Indice degli argomenti
Le dieci priorità per i decisori politici
Il manifesto programmatico individua dieci linee d’azione fondamentali destinate ai governi, concepite per essere applicate indipendentemente dal livello di maturità tecnologica o dalla struttura industriale dei singoli Paesi.
- Adottare una strategia nazionale sulla robotica
- Migliorare le condizioni generali per gli investimenti attraverso politiche fiscali mirate
- Incoraggiare i governi a utilizzare i robot, anziché limitarsi a regolamentarli
- Introdurre lo studio della robotica all’interno dei programmi scolastici
- Comunicare in modo trasparente il reale impatto della robotica e dell’automazione sull’occupazione
- Investire nella robotica assistenziale e di cura
- Rendere la robotica accessibile a tutti
- Regolamentare in modo intelligente e al passo con la tecnologia, evitando costi e oneri burocratici inutili
- Sostenere l’adozione di standard internazionali condivisi, rifiutando approcci puramente regionali
- Colmare il divario esistente tra la fase di innovazione in laboratorio e la produzione su vasta scala
Sotto il profilo normativo e di mercato, le organizzazioni sostengono la necessità di uno sviluppo omogeneo che eviti l’introduzione di barriere burocratiche capaci di frenare l’avanzamento tecnologico.
Il piano d’azione pone un forte accento sulla formazione e sulla dimensione sociale dell’automazione, invitando le istituzioni a considerare la tecnologia come una risposta efficace alle sfide demografiche globali e come uno strumento essenziale per il trasferimento tecnologico verso il tessuto industriale.

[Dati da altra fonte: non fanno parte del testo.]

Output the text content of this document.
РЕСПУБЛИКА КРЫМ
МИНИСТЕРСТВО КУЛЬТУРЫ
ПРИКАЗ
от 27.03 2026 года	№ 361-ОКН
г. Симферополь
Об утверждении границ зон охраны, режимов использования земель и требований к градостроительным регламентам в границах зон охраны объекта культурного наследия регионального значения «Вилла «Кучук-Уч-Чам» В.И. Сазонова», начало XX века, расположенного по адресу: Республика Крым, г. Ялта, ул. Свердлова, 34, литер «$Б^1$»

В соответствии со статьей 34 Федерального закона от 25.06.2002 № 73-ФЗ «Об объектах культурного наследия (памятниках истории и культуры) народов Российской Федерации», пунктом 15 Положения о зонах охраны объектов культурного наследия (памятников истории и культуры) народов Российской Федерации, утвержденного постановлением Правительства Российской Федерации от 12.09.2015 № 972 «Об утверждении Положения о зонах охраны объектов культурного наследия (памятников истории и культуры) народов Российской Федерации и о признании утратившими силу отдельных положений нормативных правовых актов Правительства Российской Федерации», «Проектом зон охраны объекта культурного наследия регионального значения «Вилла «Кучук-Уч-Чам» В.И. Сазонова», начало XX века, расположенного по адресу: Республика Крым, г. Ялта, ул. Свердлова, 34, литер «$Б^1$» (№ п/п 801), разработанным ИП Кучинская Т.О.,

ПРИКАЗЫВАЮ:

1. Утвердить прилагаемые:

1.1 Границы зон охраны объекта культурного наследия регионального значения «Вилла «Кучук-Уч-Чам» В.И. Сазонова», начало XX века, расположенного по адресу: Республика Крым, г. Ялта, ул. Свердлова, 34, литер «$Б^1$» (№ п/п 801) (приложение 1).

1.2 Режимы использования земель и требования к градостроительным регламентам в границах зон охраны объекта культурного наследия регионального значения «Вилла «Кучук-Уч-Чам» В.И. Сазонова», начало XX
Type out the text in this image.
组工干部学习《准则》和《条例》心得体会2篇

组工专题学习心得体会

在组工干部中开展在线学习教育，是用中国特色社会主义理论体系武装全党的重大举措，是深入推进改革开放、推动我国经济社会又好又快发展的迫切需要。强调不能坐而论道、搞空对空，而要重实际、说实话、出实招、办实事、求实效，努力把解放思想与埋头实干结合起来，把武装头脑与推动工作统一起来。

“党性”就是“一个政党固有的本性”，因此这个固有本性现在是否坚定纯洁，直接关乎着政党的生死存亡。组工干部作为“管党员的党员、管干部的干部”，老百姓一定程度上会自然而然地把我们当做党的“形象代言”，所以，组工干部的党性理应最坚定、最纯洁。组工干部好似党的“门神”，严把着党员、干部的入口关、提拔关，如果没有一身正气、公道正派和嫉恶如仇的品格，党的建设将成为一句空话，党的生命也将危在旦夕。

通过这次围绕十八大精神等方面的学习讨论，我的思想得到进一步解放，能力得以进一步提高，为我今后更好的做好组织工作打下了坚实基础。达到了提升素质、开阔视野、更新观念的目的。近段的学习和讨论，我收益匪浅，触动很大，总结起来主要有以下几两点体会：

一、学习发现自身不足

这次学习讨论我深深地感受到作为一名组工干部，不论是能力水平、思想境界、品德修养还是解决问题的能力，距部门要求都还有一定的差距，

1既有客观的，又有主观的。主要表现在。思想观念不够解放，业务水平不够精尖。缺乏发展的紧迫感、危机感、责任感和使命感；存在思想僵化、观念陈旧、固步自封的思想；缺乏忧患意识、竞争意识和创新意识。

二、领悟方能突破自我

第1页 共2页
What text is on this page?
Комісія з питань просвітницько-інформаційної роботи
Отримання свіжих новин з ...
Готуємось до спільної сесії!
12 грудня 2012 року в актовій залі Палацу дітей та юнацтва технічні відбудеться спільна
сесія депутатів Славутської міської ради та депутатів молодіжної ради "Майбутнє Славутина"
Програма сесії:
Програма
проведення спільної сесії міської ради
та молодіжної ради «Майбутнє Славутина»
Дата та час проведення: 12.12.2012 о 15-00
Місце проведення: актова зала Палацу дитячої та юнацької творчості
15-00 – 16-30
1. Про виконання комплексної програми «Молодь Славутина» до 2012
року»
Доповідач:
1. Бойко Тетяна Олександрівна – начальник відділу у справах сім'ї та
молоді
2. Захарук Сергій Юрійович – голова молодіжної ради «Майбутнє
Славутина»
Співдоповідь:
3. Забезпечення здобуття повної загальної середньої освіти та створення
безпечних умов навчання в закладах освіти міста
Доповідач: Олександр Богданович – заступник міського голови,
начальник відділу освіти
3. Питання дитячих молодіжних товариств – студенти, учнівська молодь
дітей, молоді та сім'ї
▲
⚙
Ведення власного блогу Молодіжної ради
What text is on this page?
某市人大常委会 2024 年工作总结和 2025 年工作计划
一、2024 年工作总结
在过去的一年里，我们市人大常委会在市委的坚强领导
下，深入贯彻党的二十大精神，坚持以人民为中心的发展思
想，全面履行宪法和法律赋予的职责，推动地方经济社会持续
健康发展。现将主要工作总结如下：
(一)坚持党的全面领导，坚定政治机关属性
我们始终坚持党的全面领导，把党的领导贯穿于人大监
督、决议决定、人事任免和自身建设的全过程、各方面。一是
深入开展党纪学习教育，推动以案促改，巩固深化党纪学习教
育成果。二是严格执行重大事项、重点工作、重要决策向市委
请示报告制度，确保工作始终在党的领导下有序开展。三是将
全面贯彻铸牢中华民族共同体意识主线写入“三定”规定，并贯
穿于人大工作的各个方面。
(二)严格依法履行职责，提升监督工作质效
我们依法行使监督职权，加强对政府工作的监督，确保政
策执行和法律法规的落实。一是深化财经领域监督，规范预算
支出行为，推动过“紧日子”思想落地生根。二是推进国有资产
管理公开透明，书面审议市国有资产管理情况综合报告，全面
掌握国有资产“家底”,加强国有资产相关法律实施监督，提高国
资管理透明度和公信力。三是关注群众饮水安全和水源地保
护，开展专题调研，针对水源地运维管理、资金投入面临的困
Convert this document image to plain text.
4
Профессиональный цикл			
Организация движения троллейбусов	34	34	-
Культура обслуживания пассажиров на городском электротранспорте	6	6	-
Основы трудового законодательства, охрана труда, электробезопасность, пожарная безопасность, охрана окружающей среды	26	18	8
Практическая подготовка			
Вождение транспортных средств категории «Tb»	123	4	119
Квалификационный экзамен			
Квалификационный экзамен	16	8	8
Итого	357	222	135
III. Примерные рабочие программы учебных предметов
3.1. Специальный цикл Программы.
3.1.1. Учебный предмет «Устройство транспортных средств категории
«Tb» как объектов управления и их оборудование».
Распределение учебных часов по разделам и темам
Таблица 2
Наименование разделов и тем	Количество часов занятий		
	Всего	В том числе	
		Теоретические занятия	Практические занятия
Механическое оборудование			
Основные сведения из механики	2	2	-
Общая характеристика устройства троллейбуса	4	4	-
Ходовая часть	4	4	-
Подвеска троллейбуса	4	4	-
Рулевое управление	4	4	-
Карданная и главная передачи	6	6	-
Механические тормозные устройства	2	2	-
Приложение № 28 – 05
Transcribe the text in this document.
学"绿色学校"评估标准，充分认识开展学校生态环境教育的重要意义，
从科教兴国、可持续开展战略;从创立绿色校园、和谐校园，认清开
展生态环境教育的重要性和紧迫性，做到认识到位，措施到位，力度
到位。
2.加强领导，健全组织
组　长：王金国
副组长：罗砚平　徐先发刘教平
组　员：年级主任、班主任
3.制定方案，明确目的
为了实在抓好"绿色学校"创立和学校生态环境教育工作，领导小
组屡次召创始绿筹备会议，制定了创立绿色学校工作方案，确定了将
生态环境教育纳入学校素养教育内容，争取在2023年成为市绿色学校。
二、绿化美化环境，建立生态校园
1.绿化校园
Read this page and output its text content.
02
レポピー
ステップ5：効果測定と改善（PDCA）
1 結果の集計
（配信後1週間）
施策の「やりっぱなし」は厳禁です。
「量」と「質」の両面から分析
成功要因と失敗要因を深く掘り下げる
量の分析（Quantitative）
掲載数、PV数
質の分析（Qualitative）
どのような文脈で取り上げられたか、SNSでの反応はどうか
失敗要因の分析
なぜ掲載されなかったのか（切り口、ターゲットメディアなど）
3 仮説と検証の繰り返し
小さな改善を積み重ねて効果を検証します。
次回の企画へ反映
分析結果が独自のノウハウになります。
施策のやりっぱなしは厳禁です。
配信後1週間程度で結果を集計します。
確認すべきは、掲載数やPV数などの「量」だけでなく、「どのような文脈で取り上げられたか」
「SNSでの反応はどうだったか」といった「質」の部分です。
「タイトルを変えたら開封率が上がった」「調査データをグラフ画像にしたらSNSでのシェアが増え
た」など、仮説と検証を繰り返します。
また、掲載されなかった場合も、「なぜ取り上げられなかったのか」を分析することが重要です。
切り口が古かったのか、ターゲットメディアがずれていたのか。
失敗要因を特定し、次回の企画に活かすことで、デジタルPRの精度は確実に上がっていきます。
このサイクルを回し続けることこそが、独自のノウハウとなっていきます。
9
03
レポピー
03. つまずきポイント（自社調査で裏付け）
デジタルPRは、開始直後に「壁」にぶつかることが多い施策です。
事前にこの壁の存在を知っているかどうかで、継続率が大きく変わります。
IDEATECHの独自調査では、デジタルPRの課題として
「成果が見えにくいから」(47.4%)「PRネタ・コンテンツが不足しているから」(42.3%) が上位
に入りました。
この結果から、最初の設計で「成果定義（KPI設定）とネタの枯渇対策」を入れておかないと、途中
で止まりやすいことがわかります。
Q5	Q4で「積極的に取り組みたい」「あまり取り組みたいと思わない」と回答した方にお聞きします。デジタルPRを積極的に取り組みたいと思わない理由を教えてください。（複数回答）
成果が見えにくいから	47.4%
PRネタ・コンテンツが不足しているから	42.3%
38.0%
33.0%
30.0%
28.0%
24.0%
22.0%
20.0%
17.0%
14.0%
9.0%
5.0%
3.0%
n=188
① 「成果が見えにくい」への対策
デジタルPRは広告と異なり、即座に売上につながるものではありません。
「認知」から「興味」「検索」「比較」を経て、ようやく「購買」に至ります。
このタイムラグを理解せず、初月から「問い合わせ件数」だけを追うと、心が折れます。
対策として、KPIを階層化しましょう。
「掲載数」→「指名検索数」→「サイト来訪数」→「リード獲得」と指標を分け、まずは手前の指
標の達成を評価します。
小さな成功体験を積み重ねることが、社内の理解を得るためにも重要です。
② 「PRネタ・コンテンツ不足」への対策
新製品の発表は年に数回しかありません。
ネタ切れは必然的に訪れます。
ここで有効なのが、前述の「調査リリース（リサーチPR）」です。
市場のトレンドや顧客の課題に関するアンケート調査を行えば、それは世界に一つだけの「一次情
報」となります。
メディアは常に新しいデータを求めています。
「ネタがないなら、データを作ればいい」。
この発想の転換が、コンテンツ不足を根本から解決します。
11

Un impegno a lungo termine per le politiche pubbliche
Il valore della dichiarazione risiede nell’accordo di cooperazione strutturale e permanente stabilito tra le diverse organizzazioni firmatarie.
Le associazioni hanno concordato di mantenere un canale di comunicazione stabile con le istituzioni pubbliche e i governi, offrendo competenze tecniche dettagliate e dati macroeconomici aggiornati sul comparto per supportare l’elaborazione delle normative.
Il piano prevede la pubblicazione periodica di rapporti sullo stato di avanzamento delle dieci priorità individuate, misurando l’efficacia delle misure adottate dai diversi Paesi.
L’alleanza internazionale non è concepita come un blocco chiuso, ma prevede un’apertura progressiva verso altre associazioni ed enti legati alla robotica e all’automazione attivi in diverse aree del mondo.
L’obiettivo condiviso è trasformare questo documento in una piattaforma globale di riferimento capace di orientare e uniformare le agende politiche industriali dei prossimi anni, integrando l’automazione come un pilastro fondamentale dello sviluppo economico e sociale.